Ferris spells out crisis at Westminster
BY FERN LANE
Sinn Féin's Martin Ferris was at Westminster on Wednesday 21 January to address a meeting of the Labour Party Irish Society on the crisis in the peace process.
He told the meeting, hosted by Labour MP John McDonnell, that the current round of talks between the parties are possibly the "most important negotiations since 1921". The North Kerry TD urged all those political activists in Britain concerned about the stagnation in the process to use whatever influence they could muster with their own MPs and with the British government to help get it back on track.
There was, he said, a real danger that, despite the hard work of Sinn Féin and the historic gestures made by the IRA, the Good Friday Agreement itself could collapse if there were not determined efforts on the part of everyone to ensure that that does not happen.

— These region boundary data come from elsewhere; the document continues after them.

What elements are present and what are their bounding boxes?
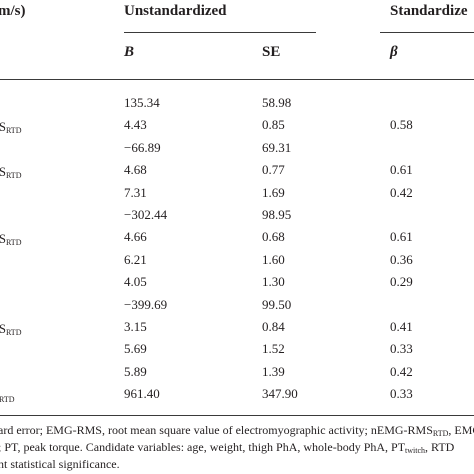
cell-se: 98.95	[262, 207, 292, 222]
cell-se: 1.69	[262, 184, 285, 200]
cell-se: 58.98	[262, 95, 292, 110]
row-label: SRTD	[0, 165, 22, 181]
cell-beta: 0.58	[390, 117, 413, 133]
row-label: RTD	[0, 395, 15, 405]
cell-b: 6.21	[124, 251, 147, 267]
beta-header: β	[390, 44, 398, 60]
footnote-line-2: ; PT, peak torque. Candidate variables: …	[0, 440, 455, 455]
cell-se: 0.85	[262, 117, 285, 133]
row-label: SRTD	[0, 322, 22, 337]
cell-b: 4.05	[124, 274, 147, 290]
cell-b: 5.69	[124, 341, 147, 357]
cell-se: 0.68	[262, 229, 285, 245]
cell-beta: 0.61	[390, 229, 413, 245]
cell-b: 5.89	[124, 363, 147, 379]
cell-beta: 0.42	[390, 184, 413, 200]
cell-se: 99.50	[262, 296, 292, 312]
cell-beta: 0.41	[390, 319, 413, 334]
cell-se: 1.30	[262, 274, 285, 290]
row-label: SRTD	[0, 232, 22, 248]
cell-beta: 0.33	[390, 341, 413, 357]
cell-beta: 0.33	[390, 386, 413, 402]
cell-b: −302.44	[124, 207, 168, 222]
cell-b: −66.89	[124, 139, 161, 155]
standardized-underline	[380, 32, 474, 33]
cell-b: 4.66	[124, 229, 147, 245]
cell-se: 1.60	[262, 251, 285, 267]
standardized-header: Standardize	[390, 3, 468, 19]
cell-b: 3.15	[124, 319, 147, 334]
se-header: SE	[262, 44, 281, 60]
cell-se: 0.77	[262, 162, 285, 178]
cell-se: 1.52	[262, 341, 285, 357]
unstandardized-header: Unstandardized	[124, 3, 227, 19]
cell-se: 347.90	[262, 386, 298, 402]
cell-beta: 0.29	[390, 274, 413, 290]
cell-b: 4.68	[124, 162, 147, 178]
cell-b: 4.43	[124, 117, 147, 133]
column-header-fragment: m/s)	[0, 3, 26, 19]
unstandardized-underline	[124, 32, 316, 33]
footnote-line-1: ard error; EMG-RMS, root mean square val…	[0, 423, 474, 438]
cell-se: 0.84	[262, 319, 285, 334]
b-header: B	[124, 44, 135, 60]
cell-beta: 0.61	[390, 162, 413, 178]
footnote-line-3: nt statistical significance.	[0, 457, 120, 471]
table-bottom-rule	[0, 415, 474, 416]
cell-beta: 0.42	[390, 363, 413, 379]
header-bottom-rule	[0, 79, 474, 80]
cell-b: −399.69	[124, 296, 168, 312]
cell-se: 1.39	[262, 363, 285, 379]
row-label: SRTD	[0, 120, 22, 136]
cell-beta: 0.36	[390, 251, 413, 267]
cell-b: 135.34	[124, 95, 160, 110]
cell-b: 961.40	[124, 386, 160, 402]
cell-se: 69.31	[262, 139, 292, 155]
cell-b: 7.31	[124, 184, 147, 200]
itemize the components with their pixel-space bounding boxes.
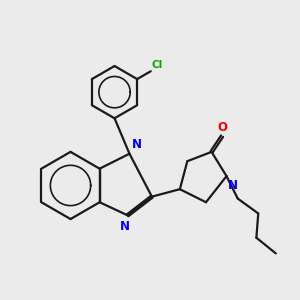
Text: O: O	[218, 121, 227, 134]
Text: N: N	[228, 179, 238, 192]
Text: N: N	[120, 220, 130, 233]
Text: Cl: Cl	[152, 60, 163, 70]
Text: N: N	[132, 139, 142, 152]
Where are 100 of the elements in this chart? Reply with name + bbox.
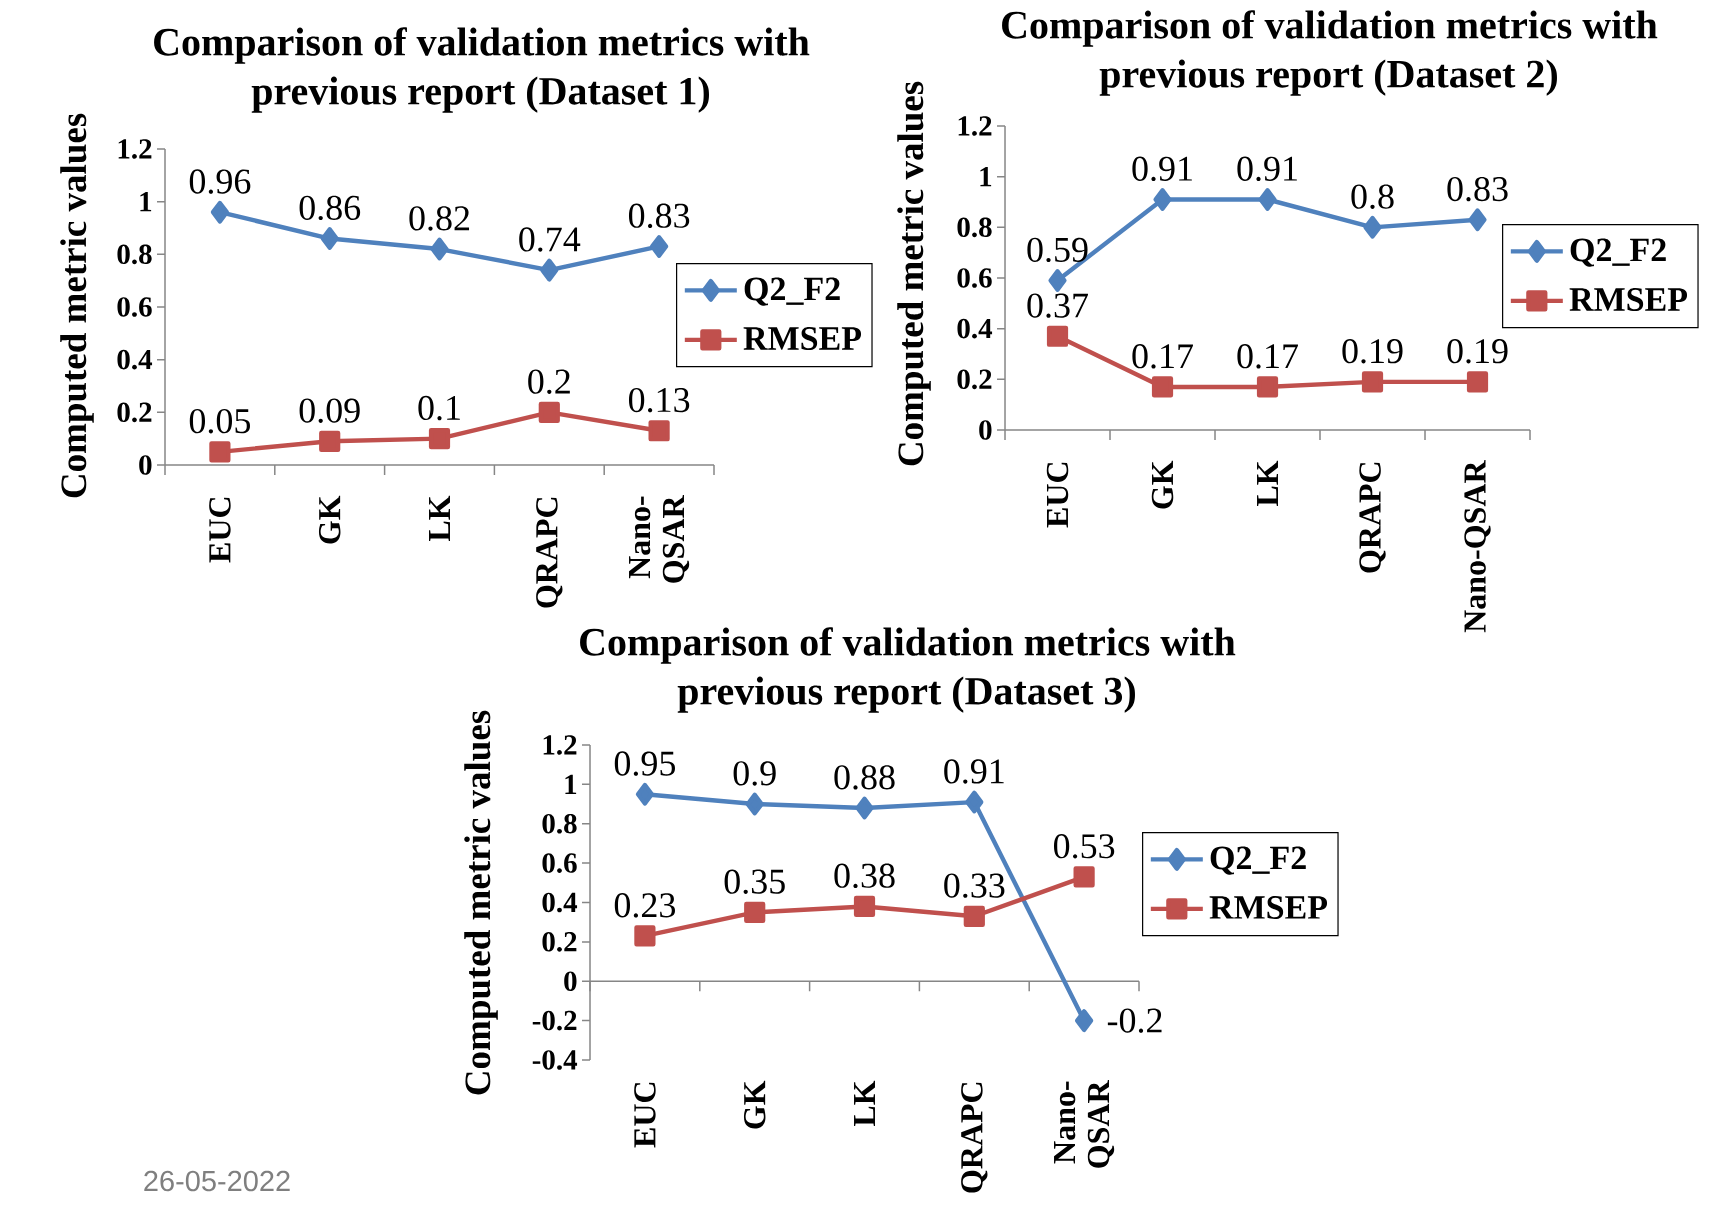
data-label: 0.19: [1447, 339, 1508, 364]
y-axis-title: Computed metric values: [464, 710, 498, 1095]
data-label: 0.09: [299, 398, 360, 423]
point: [210, 200, 229, 224]
chart-title: Comparison of validation metrics with previous report (Dataset 3): [580, 627, 1236, 713]
y-tick-label: -0.4: [532, 1050, 578, 1070]
x-tick-label: Nano-QSAR: [1464, 460, 1491, 633]
data-label: 0.05: [189, 408, 250, 434]
data-label: 0.82: [409, 206, 470, 231]
data-label: 0.17: [1237, 344, 1298, 369]
data-label: 0.38: [834, 863, 895, 889]
point: [540, 258, 559, 282]
y-tick-label: 1.2: [958, 116, 992, 136]
x-tick-label: EUC: [634, 1082, 656, 1148]
data-label: 0.86: [299, 195, 361, 221]
data-label: 0.96: [189, 169, 251, 194]
data-label: 0.17: [1132, 344, 1193, 369]
point: [855, 796, 874, 820]
legend-label: Q2_F2: [1570, 238, 1666, 267]
point: [1363, 215, 1382, 239]
point: [965, 790, 984, 814]
data-label: 0.91: [1237, 156, 1297, 182]
legend-label: RMSEP: [743, 327, 862, 350]
y-tick-label: -0.2: [532, 1010, 577, 1031]
y-tick-label: 0.8: [542, 813, 577, 834]
point: [319, 430, 341, 452]
point: [1468, 208, 1487, 232]
data-label: 0.91: [944, 759, 1004, 784]
y-axis-title: Computed metric values: [897, 81, 931, 466]
y-tick-label: 0.4: [542, 892, 578, 913]
x-tick-label: GK: [743, 1080, 766, 1129]
y-tick-label: 0.2: [957, 369, 992, 390]
point: [428, 428, 451, 450]
data-label: 0.19: [1342, 339, 1403, 364]
data-label: 0.23: [614, 893, 675, 918]
point: [1256, 376, 1279, 398]
point: [1466, 371, 1489, 393]
point: [538, 401, 560, 423]
point: [209, 441, 231, 463]
legend-label: RMSEP: [1569, 288, 1688, 311]
legend-label: RMSEP: [1209, 896, 1328, 919]
data-label: 0.83: [628, 203, 690, 229]
chart-title: Comparison of validation metrics with previous report (Dataset 1): [154, 27, 810, 113]
y-tick-label: 0.6: [542, 853, 577, 873]
point: [1075, 1009, 1094, 1033]
data-label: 0.9: [733, 761, 776, 786]
x-tick-label: QRAPC: [1359, 462, 1386, 573]
data-label: 0.35: [724, 869, 785, 894]
x-tick-label: QRAPC: [961, 1082, 988, 1193]
chart-title: Comparison of validation metrics with previous report (Dataset 2): [1002, 10, 1658, 96]
legend-label: Q2_F2: [744, 277, 840, 306]
x-tick-label: GK: [318, 495, 341, 544]
point: [1153, 188, 1172, 211]
y-tick-label: 0.4: [117, 349, 153, 370]
x-tick-label: EUC: [209, 497, 231, 563]
y-tick-label: 0.8: [117, 244, 152, 265]
x-tick-label: Nano-QSAR: [1054, 1080, 1115, 1168]
point: [1361, 371, 1384, 393]
data-label: 0.88: [834, 765, 895, 790]
data-label: 0.95: [614, 751, 675, 776]
point: [1048, 269, 1067, 292]
data-label: 0.8: [1351, 184, 1394, 209]
y-tick-label: 0.2: [117, 402, 152, 423]
x-tick-label: LK: [854, 1080, 875, 1127]
point: [744, 901, 766, 923]
y-tick-label: 1: [565, 774, 577, 794]
point: [1151, 376, 1174, 398]
x-tick-label: GK: [1151, 460, 1174, 509]
point: [635, 782, 655, 806]
point: [320, 227, 339, 250]
y-tick-label: 0.8: [957, 217, 992, 238]
y-tick-label: 0.6: [117, 297, 152, 317]
x-tick-label: LK: [429, 495, 450, 542]
point: [430, 237, 449, 261]
point: [1046, 325, 1069, 347]
point: [963, 905, 985, 927]
x-tick-label: LK: [1257, 460, 1278, 507]
data-label: 0.33: [944, 873, 1005, 898]
data-label: 0.37: [1027, 293, 1088, 318]
point: [1073, 866, 1095, 888]
data-label: 0.74: [519, 227, 581, 252]
data-label: 0.53: [1053, 834, 1115, 859]
y-tick-label: 1.2: [543, 735, 577, 755]
point: [1258, 188, 1277, 211]
y-tick-label: 1.2: [118, 139, 152, 159]
point: [648, 420, 670, 442]
legend-label: Q2_F2: [1210, 846, 1306, 875]
data-label: 0.1: [418, 395, 460, 421]
y-tick-label: 0: [564, 971, 577, 992]
x-tick-label: EUC: [1046, 462, 1069, 528]
data-label: 0.59: [1027, 237, 1088, 263]
point: [634, 925, 656, 947]
x-tick-label: Nano-QSAR: [629, 495, 690, 583]
point: [745, 792, 764, 816]
data-label: 0.13: [628, 387, 690, 413]
y-tick-label: 0.4: [957, 318, 993, 339]
y-tick-label: 0.2: [542, 932, 577, 952]
y-tick-label: 0: [979, 420, 992, 440]
data-label: 0.83: [1447, 176, 1508, 202]
y-axis-title: Computed metric values: [60, 113, 94, 498]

One significant cause of the current crisis, he explained, is that the unionist leadership, having signed up to the Good Friday Agreement, then consistently failed to "proactively work to convince the unionist community of the benefits of the Agreement" and constantly pandered to the demands of rejectionist unionists, both within the UUP and the DUP.
This failure of leadership - aided by the indulgence of the British government - has led to four suspensions of the institutions since the signing of the Agreement, each one in turn weakening it. It was this continuous instability and the willingness of the British government to follow the unionist agenda, he said, which has led to the present crisis.